INTRODUCTION
The expanding use of bone marrow transplantation (BMT) and intensive
chemotherapy in the treatment of children with hematologic and oncologic
disease has placed them at an increased risk for opportunistic
infections such as acute invasive fungal rhinosinusitis (AIFR), a life
threatening infection1,2.
The diagnosis of AIFR is challenging owing to the often-nonspecific
presenting symptoms3. The disease has a rapidly
progressive course, and timely diagnosis and detection of the fungal
pathogens is crucial for successful management and clinical outcome of
patients4. Direct microscopy and histopathology are
the gold standard for diagnosis5. Cultures are used to
identify the culprit agents and their antimicrobial susceptibility.

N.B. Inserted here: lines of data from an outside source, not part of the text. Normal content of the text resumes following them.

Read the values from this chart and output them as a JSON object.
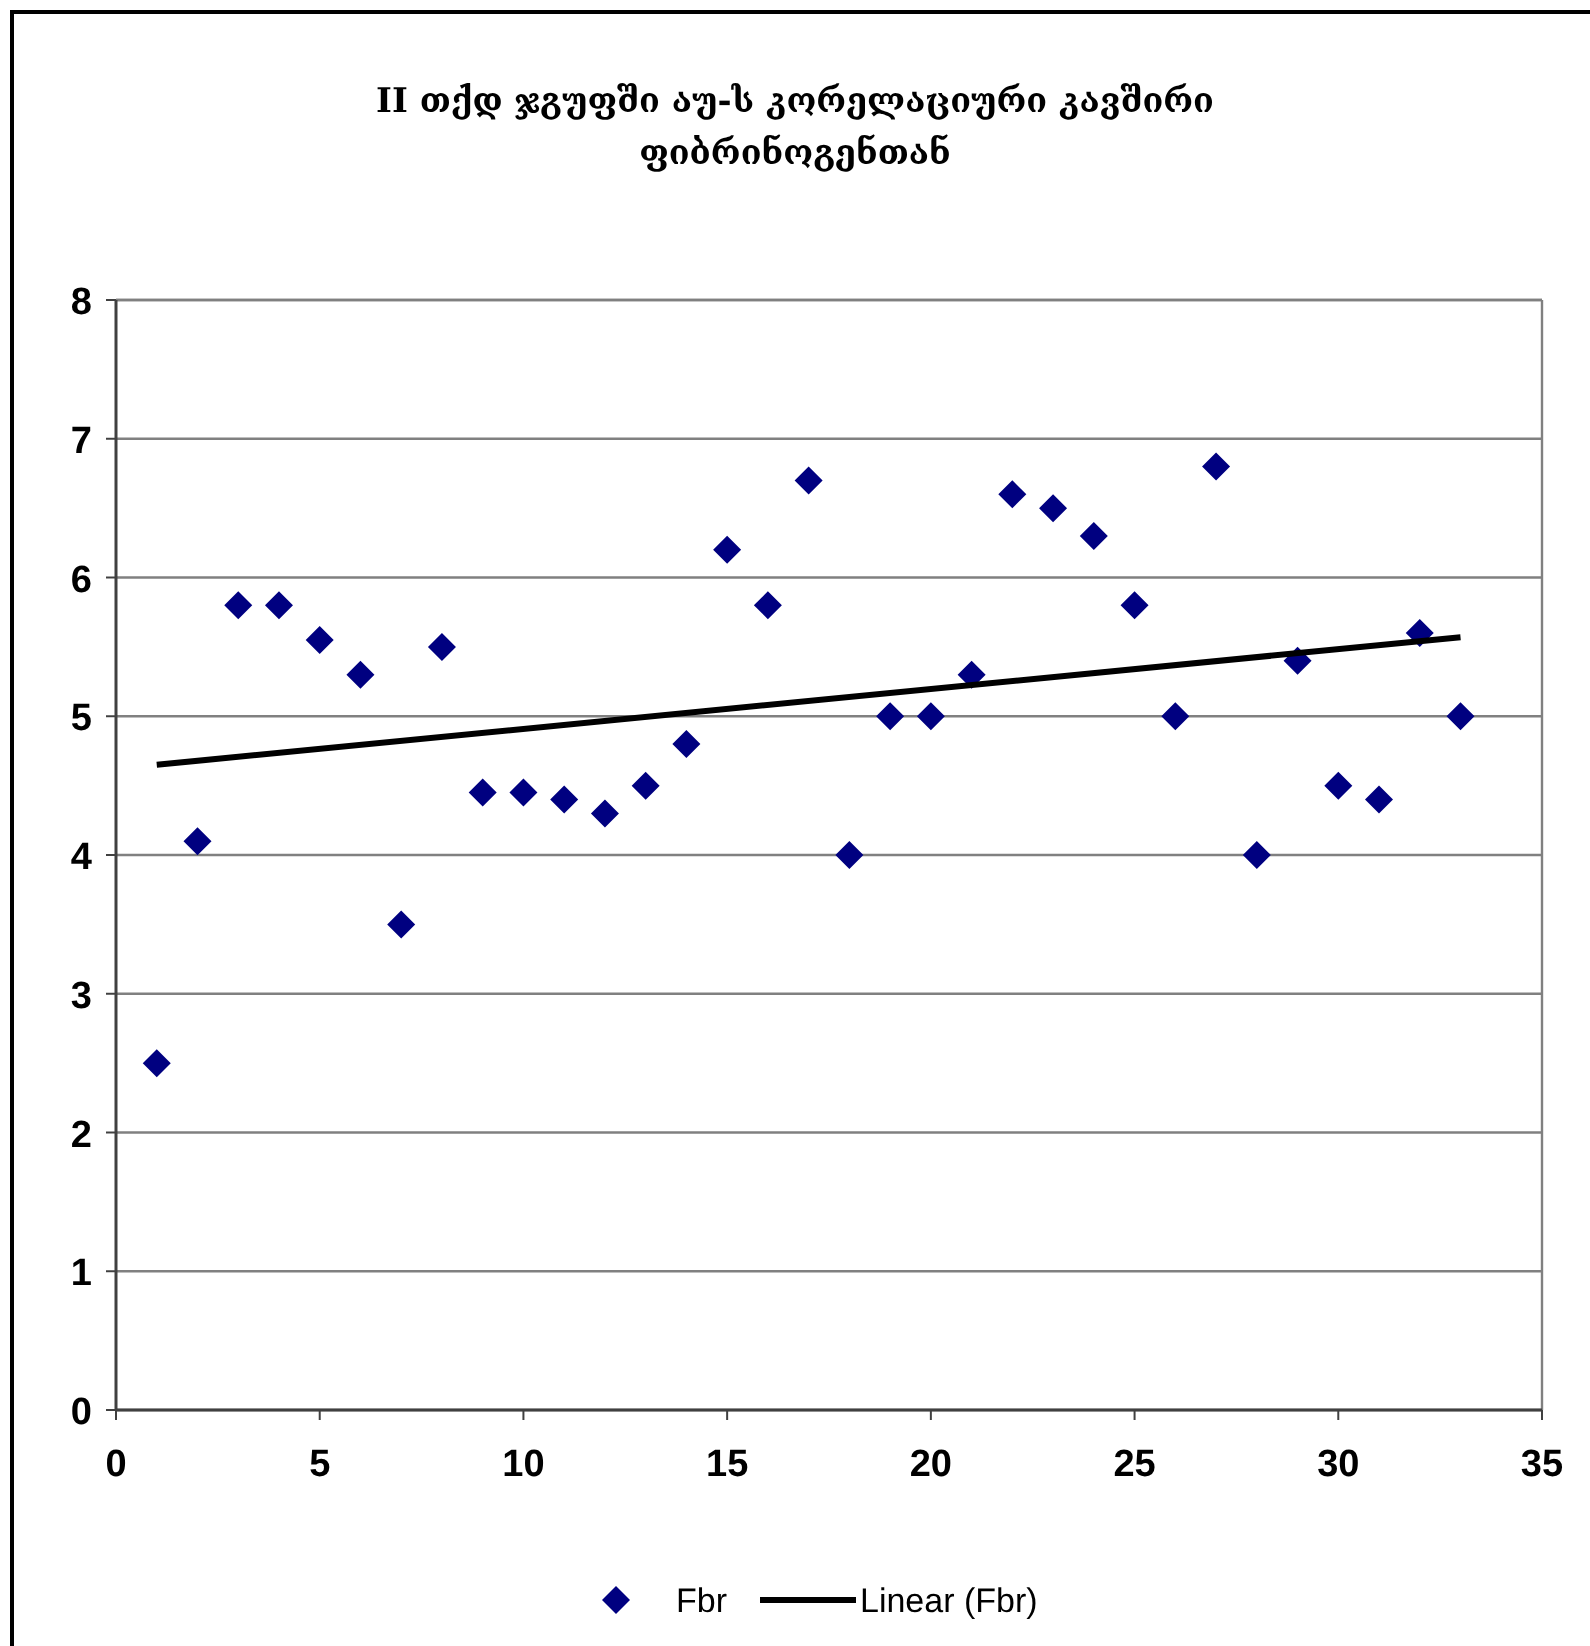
{
  "chart_data": {
    "type": "scatter",
    "title": "II თქდ ჯგუფში აუ-ს კორელაციური კავშირი ფიბრინოგენთან",
    "x": [
      1,
      2,
      3,
      4,
      5,
      6,
      7,
      8,
      9,
      10,
      11,
      12,
      13,
      14,
      15,
      16,
      17,
      18,
      19,
      20,
      21,
      22,
      23,
      24,
      25,
      26,
      27,
      28,
      29,
      30,
      31,
      32,
      33
    ],
    "series": [
      {
        "name": "Fbr",
        "color": "#000080",
        "marker": "diamond",
        "values": [
          2.5,
          4.1,
          5.8,
          5.8,
          5.55,
          5.3,
          3.5,
          5.5,
          4.45,
          4.45,
          4.4,
          4.3,
          4.5,
          4.8,
          6.2,
          5.8,
          6.7,
          4.0,
          5.0,
          5.0,
          5.3,
          6.6,
          6.5,
          6.3,
          5.8,
          5.0,
          6.8,
          4.0,
          5.4,
          4.5,
          4.4,
          5.6,
          5.0
        ]
      },
      {
        "name": "Linear (Fbr)",
        "type": "line",
        "color": "#000000",
        "x": [
          1,
          33
        ],
        "values": [
          4.65,
          5.57
        ]
      }
    ],
    "xlim": [
      0,
      35
    ],
    "xticks": [
      0,
      5,
      10,
      15,
      20,
      25,
      30,
      35
    ],
    "ylim": [
      0,
      8
    ],
    "yticks": [
      0,
      1,
      2,
      3,
      4,
      5,
      6,
      7,
      8
    ],
    "grid": "y",
    "legend": "bottom"
  }
}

Since the late 1990s more rapid and sensitive detection methods, such as
in-situ hybridization and polymerase chain reaction (PCR), have been
applied. Nevertheless, the detection spectrum of real-time PCR has been
mostly restricted to a variety of Candida or Aspergillusspecies6.
In recent years, new panfungal PCR assays have been developed in order
to detect a wider range of fungal pathogens7,8. The
use of panfungal PCR assay in addition to histopathology and cultures
seems to contribute to higher detection rates in cases of
AIFR4. Additionally, the introduction of novel
antifungal drugs such as posaconazole and isavuconazole may improve
patients survival rates9,10. Finally, timely surgical
debridement, a cornerstone of the management of AIFR, has been shown to
be an independent prognostic factor in the survival of
patients11,12. Improved endoscopic surgical skills
using advanced instrumentation, high-definition cameras and
intraoperative stereotactic navigation may lead to better survival
outcomes in the management of children with AIFR13.